How’s that going to happen? First and foremost, Zen’s architecture is about as fresh as one could come. It’s a revolution rather than an evolution, and that’s just what AMD’s needed to strike back at Intel. Even so, this striking-back is impressive. Ryzen models, formally known as ‘Summit Ridge’ will be spec’d with up to 8 cores, and double the number of threads.
An 8 core / 16 thread chip would put a top-end Ryzen chip against Intel’s Broadwell-E based Core i7-6900K. Both chips even include the same 20MB of L3 cache, although AMD’s chip is clocked 200MHz quicker. According to AMD, those specs are enough to tie or perhaps even beat the equivalent Broadwell-E chip. How that translates to our own testing, we’ll have to wait and see.

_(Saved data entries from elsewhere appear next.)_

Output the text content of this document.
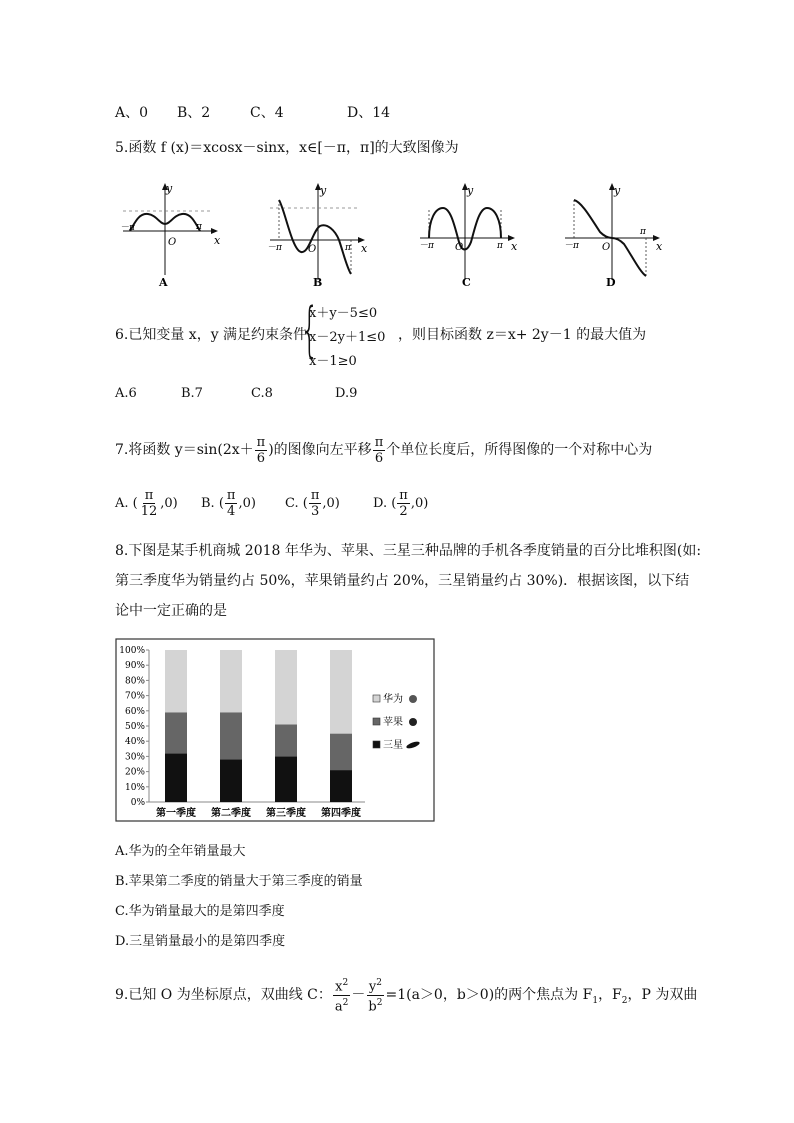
A、0 B、2	C、4	D、14
5.函数 f (x)＝xcosx－sinx，x∈[－π，π]的大致图像为
y
x
－π	π
O
A
y
x
－π	π
O
B
y
x
－π	π
O
C
y
x
－π
π
O
D
6.已知变量 x，y 满足约束条件
{
x＋y－5≤0
x－2y＋1≤0
x－1≥0
，则目标函数 z＝x+ 2y－1 的最大值为
A.6	B.7	C.8	D.9
7.将函数 $y=\sin(2x+ \frac{\pi}{6}$ )的图像向左平移 $\frac{\pi}{6}$ 个单位长度后，所得图像的一个对称中心为
A. ( $\frac{\pi}{12} ,0$) B. ( $\frac{\pi}{4} ,0$) C. ( $\frac{\pi}{3} ,0$)	D. ( $\frac{\pi}{2} ,0$)
8.下图是某手机商城 2018 年华为、苹果、三星三种品牌的手机各季度销量的百分比堆积图(如:
第三季度华为销量约占 50%，苹果销量约占 20%，三星销量约占 30%)．根据该图，以下结
论中一定正确的是
0%
10%
20%
30%
40%
50%
60%
70%
80%
90%
100%
第一季度 第二季度 第三季度 第四季度
华为
苹果
三星
A.华为的全年销量最大
B.苹果第二季度的销量大于第三季度的销量
C.华为销量最大的是第四季度
D.三星销量最小的是第四季度
9.已知 O 为坐标原点，双曲线 C： $\frac{x^2}{a^2} - \frac{y^2}{b^2} =1(a>0$，b＞0)的两个焦点为 $F_1$，$F_2$，P 为双曲
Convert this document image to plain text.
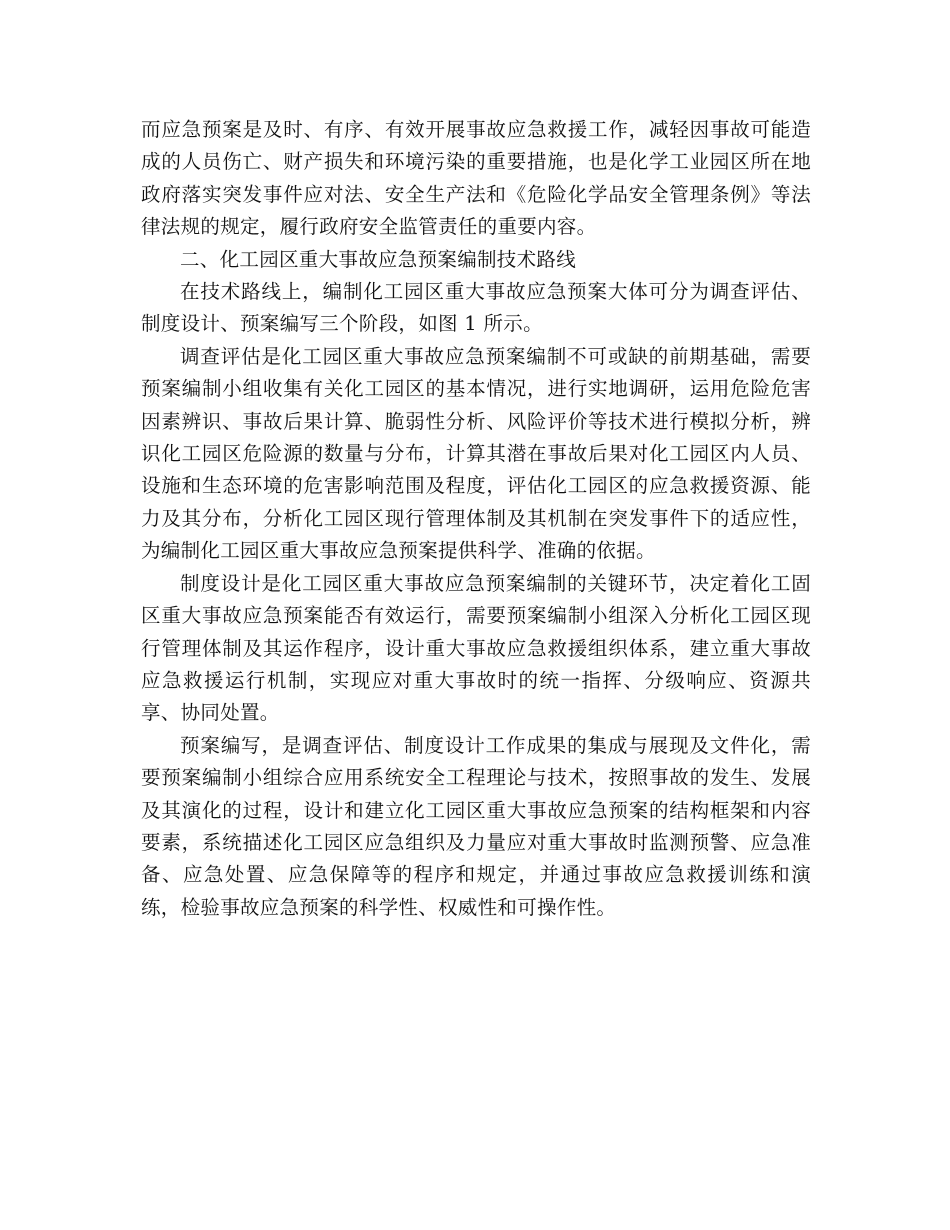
而应急预案是及时、有序、有效开展事故应急救援工作，减轻因事故可能造成的人员伤亡、财产损失和环境污染的重要措施，也是化学工业园区所在地政府落实突发事件应对法、安全生产法和《危险化学品安全管理条例》等法律法规的规定，履行政府安全监管责任的重要内容。

二、化工园区重大事故应急预案编制技术路线

在技术路线上，编制化工园区重大事故应急预案大体可分为调查评估、制度设计、预案编写三个阶段，如图 1 所示。

调查评估是化工园区重大事故应急预案编制不可或缺的前期基础，需要预案编制小组收集有关化工园区的基本情况，进行实地调研，运用危险危害因素辨识、事故后果计算、脆弱性分析、风险评价等技术进行模拟分析，辨识化工园区危险源的数量与分布，计算其潜在事故后果对化工园区内人员、设施和生态环境的危害影响范围及程度，评估化工园区的应急救援资源、能力及其分布，分析化工园区现行管理体制及其机制在突发事件下的适应性，为编制化工园区重大事故应急预案提供科学、准确的依据。

制度设计是化工园区重大事故应急预案编制的关键环节，决定着化工固区重大事故应急预案能否有效运行，需要预案编制小组深入分析化工园区现行管理体制及其运作程序，设计重大事故应急救援组织体系，建立重大事故应急救援运行机制，实现应对重大事故时的统一指挥、分级响应、资源共享、协同处置。

预案编写，是调查评估、制度设计工作成果的集成与展现及文件化，需要预案编制小组综合应用系统安全工程理论与技术，按照事故的发生、发展及其演化的过程，设计和建立化工园区重大事故应急预案的结构框架和内容要素，系统描述化工园区应急组织及力量应对重大事故时监测预警、应急准备、应急处置、应急保障等的程序和规定，并通过事故应急救援训练和演练，检验事故应急预案的科学性、权威性和可操作性。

I mentioned that Zen, and in turn Ryzen, is as “fresh” an architecture as one could come, and proof of that can be seen with the slide above. Beginning with Bulldozer and progressing all the way to Excavator, it was rare that a major leap was made; although it is worth noting that Excavator did reduce energy-per-cycle pretty significantly.
With Zen, the IPC is increased 40% over Excavator, at the same energy-per-cycle.
Part of the reason Ryzen is said to be so fast owes some thanks to the introduction of AMD SenseMI. This is a technology that’s built into all Zen-based CPUs that intelligently predicts future decisions, preloads instructions, and even chooses the “best path through the CPU”. All modern CPUs have complex energy-saving functions built-in, but SenseMI is about more than just that: a huge focus is that it gets each job done quicker.
As seen in the above slide, SenseMI sports five major features: Pure Power (monitors temp, speed, and voltage); Precision Boost (aims to provide higher performance for the same power on a per-process basis); Extended Frequency Range (or XFR for short; allows clocks to scale higher when temperatures are low); Neural Net Prediction (“a true artificial network”, which optimizes performance relating to preload instructions and predictions); and Smart Prefetch (predicts locations of future data stores).
Also coming with Zen is AMD’s AM4, a platform we’ve been hearing about for quite some time. With it, AMD fans will be able to enjoy such technologies as PCIe 3, USB 3.1 gen 2, NVMe, and SATA Express. I’d assume that also means it will include M.2 support, as it’d only make sense at this point (and if you look close at the board in the image below, it does appear to have such a slot).